Фрэнк не видел его, зашедшего ему за спину, но тут же пожалел о сказанном. Какой идиот станет провоцировать убийцу? Нет, определённо, место ему в цирке. Или, нет, анатомической моделью в каком-нибудь музее. Будут показывать на его примере как следует правильно разрубать людей пополам. Под идеальным углом. Так, чтобы кровь не поднималась фонтаном в воздух и не пачкала одежды.
— ...Янг Хэй. Иди. Твоя сумка останется при мне.
— Какого... впрочем, нет, ладно, молчу, твоя взяла! Я просто молча поднимусь - чёрт, как болят все кости! Ты не мог, что ли, понежнее? Моя кожа чувствительнее чем у обычных людей! - и также безмолвно уйду, сразу всё позабыв. Кто ты? И что это за место?... Видишь? Уже всё забыл. Да, природа изначально не наградила меня хорошей памятью. Видимо именно поэтому меня так и не приняли в сельскую школу. Проклятые бюрократы! Чёрт бы их всех побрал, смотреть на сына дровосека свысока! — он почти дошёл до деревянной лестницы, ведущей наверх, когда, неожиданно для самого себя, остановился, повернувшись обратно. Хэй так и стоял к нему спиной, видимо перебирая в руках браслет, ибо проклятого звука больше не было. Странный он какой-то. Даже для убийцы. Просто так берёт и отпускает свидетеля, выдав, ко всему прочему, и собственное имя. Фрэнк не мог просто так уйти, не сказав последнего слова. Пропадёт, ведь, пропадёт. Без дельного совета так точно пропадёт. То ли при встрече с Ноями, то ли натолкнувшись на экзорцистов. И на чьей он вообще стороне? — Ты, это, послушай меня на прощанье. Завязывай ты с этим. Не знаю, какая муха тебя укусила, но на плохого парня ты не похож. Поэтому, ну... если что... обращайся, что ли? Одному тебе будет как-то тяжеловато. Ты ведь так совсем скиснешь.
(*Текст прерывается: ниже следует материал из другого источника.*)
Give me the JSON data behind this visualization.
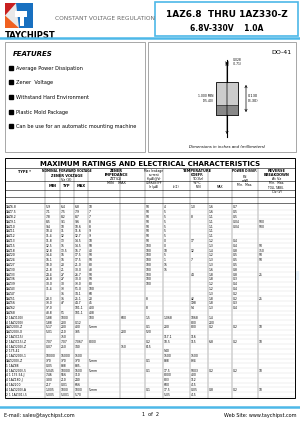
{
  "title_part": "1AZ6.8  THRU 1AZ330-Z",
  "title_sub": "6.8V-330V    1.0A",
  "company": "TAYCHIPST",
  "subtitle": "CONSTANT VOLTAGE REGULATION",
  "package": "DO-41",
  "features_title": "FEATURES",
  "features": [
    "Average Power Dissipation",
    "Zener  Voltage",
    "Withstand Hard Environment",
    "Plastic Mold Package",
    "Can be use for an automatic mounting machine"
  ],
  "dim_note": "Dimensions in inches and (millimeters)",
  "table_title": "MAXIMUM RATINGS AND ELECTRICAL CHARACTERISTICS",
  "footer_left": "E-mail: sales@taychipst.com",
  "footer_mid": "1  of  2",
  "footer_right": "Web Site: www.taychipst.com",
  "bg_color": "#ffffff",
  "header_line_color": "#4db8e8",
  "footer_line_color": "#4db8e8",
  "watermark_blue": "#b8d8f0",
  "watermark_orange": "#f0d080"
}
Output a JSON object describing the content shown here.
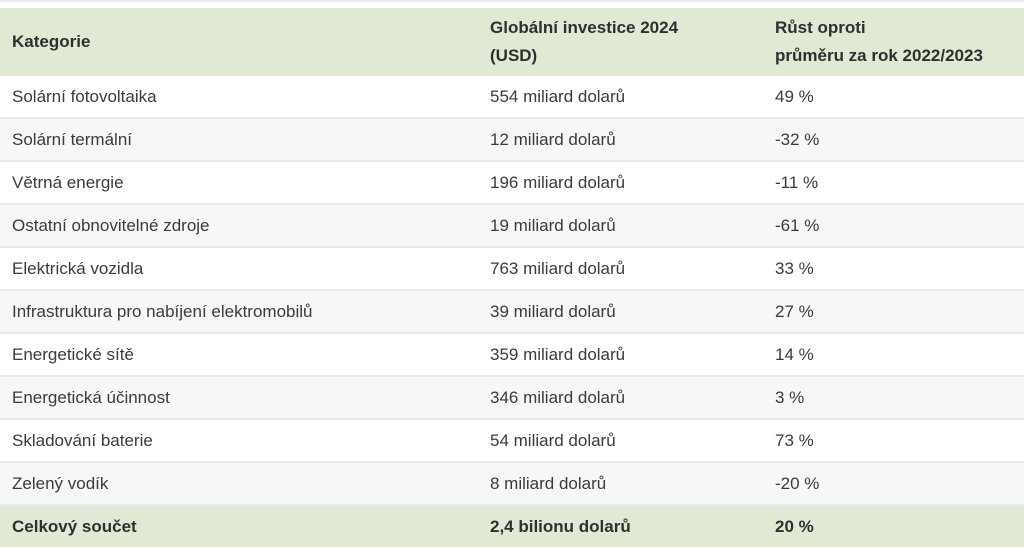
{
  "table": {
    "header": {
      "col1": "Kategorie",
      "col2_line1": "Globální investice 2024",
      "col2_line2": "(USD)",
      "col3_line1": "Růst oproti",
      "col3_line2": "průměru za rok 2022/2023"
    },
    "rows": [
      {
        "category": "Solární fotovoltaika",
        "investment": "554 miliard dolarů",
        "growth": "49 %"
      },
      {
        "category": "Solární termální",
        "investment": "12 miliard dolarů",
        "growth": "-32 %"
      },
      {
        "category": "Větrná energie",
        "investment": "196 miliard dolarů",
        "growth": "-11 %"
      },
      {
        "category": "Ostatní obnovitelné zdroje",
        "investment": "19 miliard dolarů",
        "growth": "-61 %"
      },
      {
        "category": "Elektrická vozidla",
        "investment": "763 miliard dolarů",
        "growth": "33 %"
      },
      {
        "category": "Infrastruktura pro nabíjení elektromobilů",
        "investment": "39 miliard dolarů",
        "growth": "27 %"
      },
      {
        "category": "Energetické sítě",
        "investment": "359 miliard dolarů",
        "growth": "14 %"
      },
      {
        "category": "Energetická účinnost",
        "investment": "346 miliard dolarů",
        "growth": "3 %"
      },
      {
        "category": "Skladování baterie",
        "investment": "54 miliard dolarů",
        "growth": "73 %"
      },
      {
        "category": "Zelený vodík",
        "investment": "8 miliard dolarů",
        "growth": "-20 %"
      }
    ],
    "footer": {
      "category": "Celkový součet",
      "investment": "2,4 bilionu dolarů",
      "growth": "20 %"
    }
  },
  "colors": {
    "header_bg": "#dfe9d4",
    "footer_bg": "#dfe9d4",
    "alt_row_bg": "#f7f7f5",
    "row_separator": "#e9e9e7",
    "text": "#3b3b3b"
  },
  "chart_data": {
    "type": "table",
    "title": "Globální investice 2024 (USD)",
    "columns": [
      "Kategorie",
      "Globální investice 2024 (USD)",
      "Růst oproti průměru za rok 2022/2023"
    ],
    "categories": [
      "Solární fotovoltaika",
      "Solární termální",
      "Větrná energie",
      "Ostatní obnovitelné zdroje",
      "Elektrická vozidla",
      "Infrastruktura pro nabíjení elektromobilů",
      "Energetické sítě",
      "Energetická účinnost",
      "Skladování baterie",
      "Zelený vodík"
    ],
    "series": [
      {
        "name": "Globální investice 2024 (miliard USD)",
        "values": [
          554,
          12,
          196,
          19,
          763,
          39,
          359,
          346,
          54,
          8
        ]
      },
      {
        "name": "Růst oproti průměru za rok 2022/2023 (%)",
        "values": [
          49,
          -32,
          -11,
          -61,
          33,
          27,
          14,
          3,
          73,
          -20
        ]
      }
    ],
    "total": {
      "label": "Celkový součet",
      "investment_usd_trillions": 2.4,
      "growth_percent": 20
    }
  }
}
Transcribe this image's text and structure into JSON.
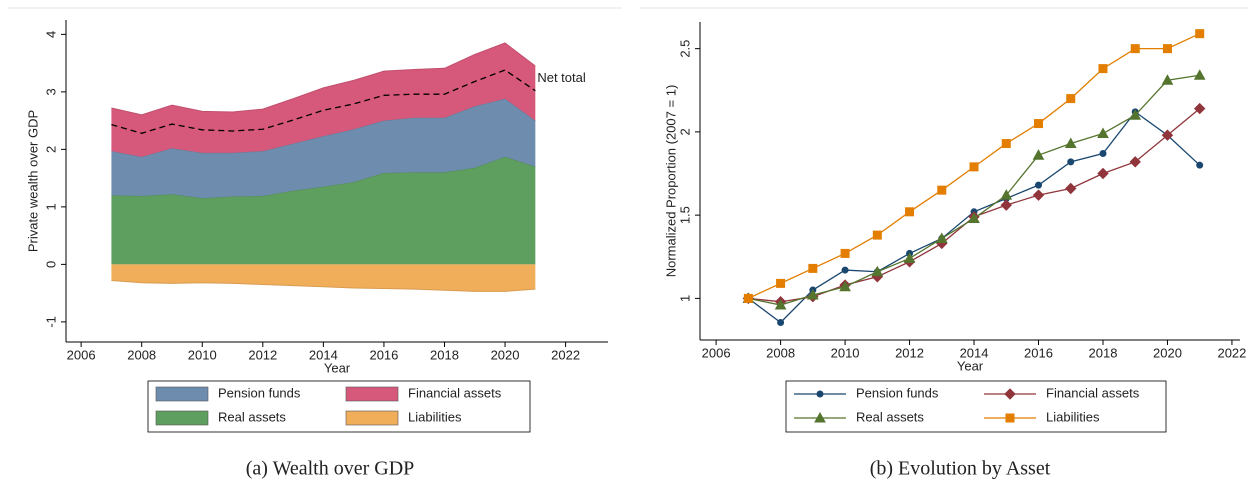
{
  "chart_data": [
    {
      "type": "area",
      "caption": "(a) Wealth over GDP",
      "x_label": "Year",
      "y_label": "Private wealth over GDP",
      "x": [
        2007,
        2008,
        2009,
        2010,
        2011,
        2012,
        2013,
        2014,
        2015,
        2016,
        2017,
        2018,
        2019,
        2020,
        2021
      ],
      "series": [
        {
          "name": "Pension funds",
          "color": "#6e8cad",
          "values": [
            0.77,
            0.68,
            0.8,
            0.79,
            0.76,
            0.78,
            0.82,
            0.88,
            0.92,
            0.91,
            0.95,
            0.95,
            1.07,
            1.01,
            0.8
          ]
        },
        {
          "name": "Financial assets",
          "color": "#d6587a",
          "values": [
            0.75,
            0.73,
            0.75,
            0.72,
            0.71,
            0.73,
            0.78,
            0.84,
            0.85,
            0.86,
            0.84,
            0.86,
            0.9,
            0.97,
            0.95
          ]
        },
        {
          "name": "Real assets",
          "color": "#5e9e5e",
          "values": [
            1.2,
            1.19,
            1.22,
            1.15,
            1.18,
            1.19,
            1.28,
            1.35,
            1.43,
            1.59,
            1.6,
            1.6,
            1.68,
            1.87,
            1.7
          ]
        },
        {
          "name": "Liabilities",
          "color": "#f0ad5a",
          "values": [
            -0.28,
            -0.32,
            -0.33,
            -0.32,
            -0.33,
            -0.35,
            -0.37,
            -0.39,
            -0.41,
            -0.42,
            -0.43,
            -0.45,
            -0.47,
            -0.47,
            -0.43
          ]
        }
      ],
      "line": {
        "name": "Net total",
        "color": "#000000",
        "dashed": true,
        "values": [
          2.43,
          2.28,
          2.44,
          2.34,
          2.32,
          2.35,
          2.51,
          2.68,
          2.79,
          2.94,
          2.96,
          2.96,
          3.18,
          3.38,
          3.02
        ]
      },
      "xlim": [
        2005.5,
        2023.4
      ],
      "xticks": [
        2006,
        2008,
        2010,
        2012,
        2014,
        2016,
        2018,
        2020,
        2022
      ],
      "ylim": [
        -1.35,
        4.25
      ],
      "yticks": [
        -1,
        0,
        1,
        2,
        3,
        4
      ]
    },
    {
      "type": "line",
      "caption": "(b) Evolution by Asset",
      "x_label": "Year",
      "y_label": "Normalized Proportion (2007 = 1)",
      "x": [
        2007,
        2008,
        2009,
        2010,
        2011,
        2012,
        2013,
        2014,
        2015,
        2016,
        2017,
        2018,
        2019,
        2020,
        2021
      ],
      "series": [
        {
          "name": "Pension funds",
          "color": "#1a476f",
          "marker": "circle",
          "values": [
            1.0,
            0.855,
            1.05,
            1.17,
            1.16,
            1.27,
            1.36,
            1.52,
            1.6,
            1.68,
            1.82,
            1.87,
            2.12,
            1.98,
            1.8
          ]
        },
        {
          "name": "Financial assets",
          "color": "#90353b",
          "marker": "diamond",
          "values": [
            1.0,
            0.98,
            1.01,
            1.08,
            1.13,
            1.22,
            1.33,
            1.49,
            1.56,
            1.62,
            1.66,
            1.75,
            1.82,
            1.98,
            2.14
          ]
        },
        {
          "name": "Real assets",
          "color": "#55752f",
          "marker": "triangle",
          "values": [
            1.0,
            0.96,
            1.02,
            1.07,
            1.16,
            1.24,
            1.36,
            1.48,
            1.62,
            1.86,
            1.93,
            1.99,
            2.1,
            2.31,
            2.34
          ]
        },
        {
          "name": "Liabilities",
          "color": "#e37e00",
          "marker": "square",
          "values": [
            1.0,
            1.09,
            1.18,
            1.27,
            1.38,
            1.52,
            1.65,
            1.79,
            1.93,
            2.05,
            2.2,
            2.38,
            2.5,
            2.5,
            2.59
          ]
        }
      ],
      "xlim": [
        2005.5,
        2022.25
      ],
      "xticks": [
        2006,
        2008,
        2010,
        2012,
        2014,
        2016,
        2018,
        2020,
        2022
      ],
      "ylim": [
        0.75,
        2.66
      ],
      "yticks": [
        1,
        1.5,
        2,
        2.5
      ]
    }
  ]
}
И так, вон, кожа свисает с костей. Ну, убил пару-тройку людей, ну и что? Один умер, второй родится, а всё в дело годится. Просто как-то жалко на тебя смотреть. Ты словно... мёртвый, что ли? Такое чувство, что тебе место на кладбище. Впрочем, действительно, что это я - не моё это всё дело, чёрт бы меня побрал такого болтливого. Всё. Ухожу. Счастливо оставаться. И, это, как его, в Орден соваться не думай - тебя расчленят и даже фамилии не спросят. Есть там один тип, который сначала всё рубит, а потом только начинает думать. А меня, если что, Фрэнком зовут, но ты не прельщайся - дружков я не ищу.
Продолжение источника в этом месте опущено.